The word complexity is a little bit vague here. The complexity is majorly specified by your optimization problem rather than the algorithm. An optimization problem can be linear, quadratic, or nonlinear. It can be a global or local optimization problem. Moreover, the problem can be convex or non-convex. These are the parameters that change the complexity of an optimization problem and as a result the employed algorithm.
However if by the complexity you mean which algorithm is simpler to be implemented for the same problem, I believe that it again depends on your own skills and slightly on the problem type. By the way, I found GAs simpler to be implemented in most of the problems I have been involved.
Some time ago I have shown the average case (expected) complexity of simple GA in terms of objective function evaluations. It is
O (N^(3/2) log N),
where N is the number of bits in a single chromosome, NOT the number of unknowns.
Of course, GA is a stochastic algorithm and therefore one may get a final solution after a single "shot". Nevertheless, continuation of calculations beyond the given estimate is a waste of time (usually, exceptions may happen). When each gene has the same length then the above formula is valid with N equal to the number of unknowns. Note, that in this sense GA is less complex than solving a system of N linear equations (with complexity O(N^3))!
See chapter 6
Marek W. Gutowski
Biology, Physics, Small Worlds and Genetic Algorithms
in monograph "Leading Edge Computer Science", ed. Susan Shannon, Nova Science Publishers, ISBN: 1-59454-526-X, Hauppage, 2005
For unknown reasons neither my PDF copy nor PostScript version of this paper is not accepted by RG (syntax error: JSON.parse). Ask me, if you want to see it.
Chrisitan is right when he states that complexity in the sense of "number of elementary steps" does not apply to metaheuristics. Metaheuristics are usually compared empirically through CPU time or objective function evaluations. Actually, on scientific benchmarks like
function evaluations is the metric used to measures the "efficiency" of an heuristic algorithm. Compared to CPU time, the use of function evaluation as a measure allows to avoid aspects as the features of the computer where the experiment is run and implementation details, which directly influence the running time; focusing only on the ability of the algorithm to search the solution space.
As for which algorithm to use (GA, PSO, ES, ACO, ...) it will strongly depend on the problem at hand. As stated in the "No Free Lunch Theorem" there is no one algorithm that outperforms all the others on every problem.
The best way to compare algorithms is knowing their time and space requirements through computational complexity theory. But this is very difficult with stochastic algorithms.

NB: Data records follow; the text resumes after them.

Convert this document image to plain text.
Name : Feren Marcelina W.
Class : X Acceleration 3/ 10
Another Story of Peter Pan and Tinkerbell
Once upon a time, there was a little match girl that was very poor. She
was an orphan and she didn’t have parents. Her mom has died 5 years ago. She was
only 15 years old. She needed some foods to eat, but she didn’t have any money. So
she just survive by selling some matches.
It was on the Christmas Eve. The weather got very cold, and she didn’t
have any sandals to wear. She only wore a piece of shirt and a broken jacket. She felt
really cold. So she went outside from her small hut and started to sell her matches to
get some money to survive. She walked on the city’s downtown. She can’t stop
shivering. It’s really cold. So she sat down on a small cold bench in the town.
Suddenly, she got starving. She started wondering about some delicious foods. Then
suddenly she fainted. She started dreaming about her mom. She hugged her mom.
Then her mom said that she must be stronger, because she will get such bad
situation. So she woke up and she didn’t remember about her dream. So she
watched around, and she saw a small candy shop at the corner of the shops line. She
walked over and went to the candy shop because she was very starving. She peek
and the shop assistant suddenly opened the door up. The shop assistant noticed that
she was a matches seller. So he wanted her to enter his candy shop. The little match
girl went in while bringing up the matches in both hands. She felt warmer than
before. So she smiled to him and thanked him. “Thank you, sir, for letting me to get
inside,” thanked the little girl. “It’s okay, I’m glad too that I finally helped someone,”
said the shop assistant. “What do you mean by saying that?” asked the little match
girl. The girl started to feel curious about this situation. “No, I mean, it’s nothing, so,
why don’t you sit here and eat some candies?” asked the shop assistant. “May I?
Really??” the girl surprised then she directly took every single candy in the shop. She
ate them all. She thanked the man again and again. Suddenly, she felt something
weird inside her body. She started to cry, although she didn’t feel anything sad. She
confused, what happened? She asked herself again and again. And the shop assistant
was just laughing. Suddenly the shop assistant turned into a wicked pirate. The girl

In the case of Evolutionary Algorithms there are some benchmark indices. These indices can also be used to other heuristics. If you apply your algorithm over benchmark problems using those benchmark indices, you will have a suitable way of comparing metaheuristics. Please see a work is this direction and some useful references on the url: http://link.springer.com/chapter/10.1007/978-3-642-34654-5_28
By the word "complexity" if you mean performance, I think the Marginal Improvement per CPU (MIC) or the Average Marginal Improvement per CPU (AMIC) (introduced by Osman 2004) might be a good criterion. You may see "Osman, I. B. (2004). Metaheuristics: Models, Design and Analysis. Fifth Asia Pacific Industrial Engineering and Management Systems Conference, Gold Coast, Australia, Asia Pacific Industrial Engineering and Management Society." I hope this helps.
The paper contains some aspects about Complexity of algorithms.
Jorge A. Ruiz-Vanoye, Ocotlán Díaz-Parra. An Overview of the Theory of Instances Computational Complexity. International Journal of Combinatorial Optimization Problems and Informatics, Vol. 2, No. 2. pp. 21-27, May-Aug (2011). ISSN: 2007-1558.
To evaluate performances of metaheuristics (only empirically) , you can use benchmark functions (for more details, please see http://www.lri.fr/~hansen/Tech-Report-May-30javascript:-05.pdf ) and you must to set for all algorithms the same parameters like : maximum number of function evaluations, dimension D, number of independent runs, etc.
Then, to compare the performance of your algorithm with the other state-of-the-art algorithms, you can perform a Friedman test (for more details, please see http://juangvillegas.files.wordpress.com/2011/08/friedman-test-24062011.pdf).
Dear Lhassane, Thnx I ve got the second link but the first one is not working (http://www.lri.fr/~hansen/Tech-Report-May-30javascript:-05.pdf) Will you be kind enough to email me pls? Thnx in advance.
I would say, to compare several metaheuristics in term of complexity, maybe an objective function evaluations and comparison might be feasible. However, in term of performance, I would says using the benchmark problems as Lhassane Idoumghar formerly suggested, or my personal opinion, is the Travelling Salesmen Problem (TSP) benchmark and Knapsacks problems benchmark. These two is one of the popular way to evaluate the performance of a meta-heuristics whether it is "reasonable" or not, in the AI community for decades.